Presentations on national and provincial strategies highlighted economic development plans emerging from the government’s Look North Policy, such as Bauxite mining at Dreketi and a new international port in next few years. The stream of trucks taking cane through town to the mill each night reminded us that sugar has shaped the local landscape and economy. During the workshop ANZ bank announced a $120million loan to Fiji Sugar Corporation. As that industry redefines itself, it was particularly good to see its representatives involved in discussions on how Macuata’s ecosystems can be sustainably managed for future generations.
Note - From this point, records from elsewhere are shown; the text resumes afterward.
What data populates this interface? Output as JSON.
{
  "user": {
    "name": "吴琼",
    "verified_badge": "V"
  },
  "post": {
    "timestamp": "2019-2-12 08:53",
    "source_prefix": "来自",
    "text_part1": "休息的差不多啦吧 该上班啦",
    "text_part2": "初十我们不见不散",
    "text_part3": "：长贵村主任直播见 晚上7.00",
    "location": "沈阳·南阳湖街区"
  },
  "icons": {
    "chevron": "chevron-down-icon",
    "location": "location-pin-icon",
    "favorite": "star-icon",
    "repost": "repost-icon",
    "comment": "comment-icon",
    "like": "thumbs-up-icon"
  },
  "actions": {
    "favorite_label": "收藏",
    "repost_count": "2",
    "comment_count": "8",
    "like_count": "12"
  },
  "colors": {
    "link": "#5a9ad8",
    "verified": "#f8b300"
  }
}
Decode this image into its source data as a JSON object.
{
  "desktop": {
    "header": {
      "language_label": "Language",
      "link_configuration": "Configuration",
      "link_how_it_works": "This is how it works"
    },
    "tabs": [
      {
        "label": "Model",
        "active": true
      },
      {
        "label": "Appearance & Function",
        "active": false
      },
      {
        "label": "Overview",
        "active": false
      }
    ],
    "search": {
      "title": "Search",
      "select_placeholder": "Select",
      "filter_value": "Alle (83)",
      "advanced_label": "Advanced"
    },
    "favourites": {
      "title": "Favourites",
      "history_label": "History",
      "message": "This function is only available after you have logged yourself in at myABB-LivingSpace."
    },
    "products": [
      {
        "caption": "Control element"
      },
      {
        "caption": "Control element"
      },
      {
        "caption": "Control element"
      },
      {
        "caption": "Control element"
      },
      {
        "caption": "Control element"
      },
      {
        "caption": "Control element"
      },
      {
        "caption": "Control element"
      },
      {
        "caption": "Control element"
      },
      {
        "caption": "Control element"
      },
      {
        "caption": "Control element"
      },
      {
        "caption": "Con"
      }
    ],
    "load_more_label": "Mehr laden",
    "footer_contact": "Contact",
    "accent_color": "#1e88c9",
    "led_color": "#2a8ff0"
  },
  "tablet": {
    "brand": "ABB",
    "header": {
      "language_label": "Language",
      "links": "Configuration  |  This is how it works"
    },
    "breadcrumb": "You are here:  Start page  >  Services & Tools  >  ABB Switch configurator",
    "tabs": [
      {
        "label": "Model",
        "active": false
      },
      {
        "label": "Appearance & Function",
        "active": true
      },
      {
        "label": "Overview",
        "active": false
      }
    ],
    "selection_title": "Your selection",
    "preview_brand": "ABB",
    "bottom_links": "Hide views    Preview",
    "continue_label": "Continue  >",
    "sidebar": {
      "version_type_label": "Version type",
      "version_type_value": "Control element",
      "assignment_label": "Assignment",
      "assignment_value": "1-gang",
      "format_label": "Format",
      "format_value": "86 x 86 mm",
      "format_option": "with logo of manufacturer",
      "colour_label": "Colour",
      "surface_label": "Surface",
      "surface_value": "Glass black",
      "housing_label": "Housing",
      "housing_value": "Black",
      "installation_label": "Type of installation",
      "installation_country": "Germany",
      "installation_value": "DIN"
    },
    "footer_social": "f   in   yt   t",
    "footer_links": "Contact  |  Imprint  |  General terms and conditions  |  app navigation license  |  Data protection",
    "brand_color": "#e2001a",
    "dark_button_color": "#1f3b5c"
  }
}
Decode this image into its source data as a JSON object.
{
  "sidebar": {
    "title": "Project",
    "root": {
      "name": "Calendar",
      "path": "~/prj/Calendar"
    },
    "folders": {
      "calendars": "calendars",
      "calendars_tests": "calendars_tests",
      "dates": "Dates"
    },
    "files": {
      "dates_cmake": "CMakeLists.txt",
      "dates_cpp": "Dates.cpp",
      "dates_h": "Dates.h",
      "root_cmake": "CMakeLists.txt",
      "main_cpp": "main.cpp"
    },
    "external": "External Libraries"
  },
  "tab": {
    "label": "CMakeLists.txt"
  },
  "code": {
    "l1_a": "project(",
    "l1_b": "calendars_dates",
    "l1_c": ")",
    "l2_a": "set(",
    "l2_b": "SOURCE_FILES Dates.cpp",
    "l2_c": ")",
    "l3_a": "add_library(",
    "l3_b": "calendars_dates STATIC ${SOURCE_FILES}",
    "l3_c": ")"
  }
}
Deputy Permanent Secretary for i-Taukei Affairs Colonel Apakuki Kurusiga, participating in the workshop, noted that “Macuata is the first province to start management planning on this scale, setting a great example for other provinces to ensure that provincial development and sustainability go hand in hand”. With that in mind, the Macuata process provides valuable lessons for upscaling natural resource managment planning in Fiji. We hope these can be applied in other provinces, and particularly towards WCS Fiji’s forthcoming involvement in Integrated Coastal Management planning in the neighbouring province of Bua.
WCS Fiji is gearing up for an Integrated Coastal Management (ICM) project in Fiji’s Bua Province. This will complement a parallel project which is already up and running across the waves of Bligh Water. Ra Province, on the northern tip of Viti Levu, faces Bua from the opposite side of the Vatu-i-Ra Seascape. Ra has embraced the ridge-to-reef approach, and become a demonstration site for provincial-level ICM. As well as drawing up an ICM plan for Ra Province, a Fiji Government project will support a national ICM Committee to develop a national plan. The Ra model will also provide a framework on which other provinces can build their own ICM plans.
National, provincial and local stakeholders from Ra have been finding out about existing plans for development and natural resource management in Ra, to make decisions about how these plans can be brought together under the umbrella of ICM for Ra. This Fiji ICM project will run from 2011-2015 and is part of a wider suite of work to ensure future food security, under the Pacific Coral Triangle Initiative. Other countries involved are PNG, Solomon Islands, Vanuatu and Timor Leste. Funders include the Asian Development Bank (ADB) Global Environment Fund (GEF), USAID and AusAID.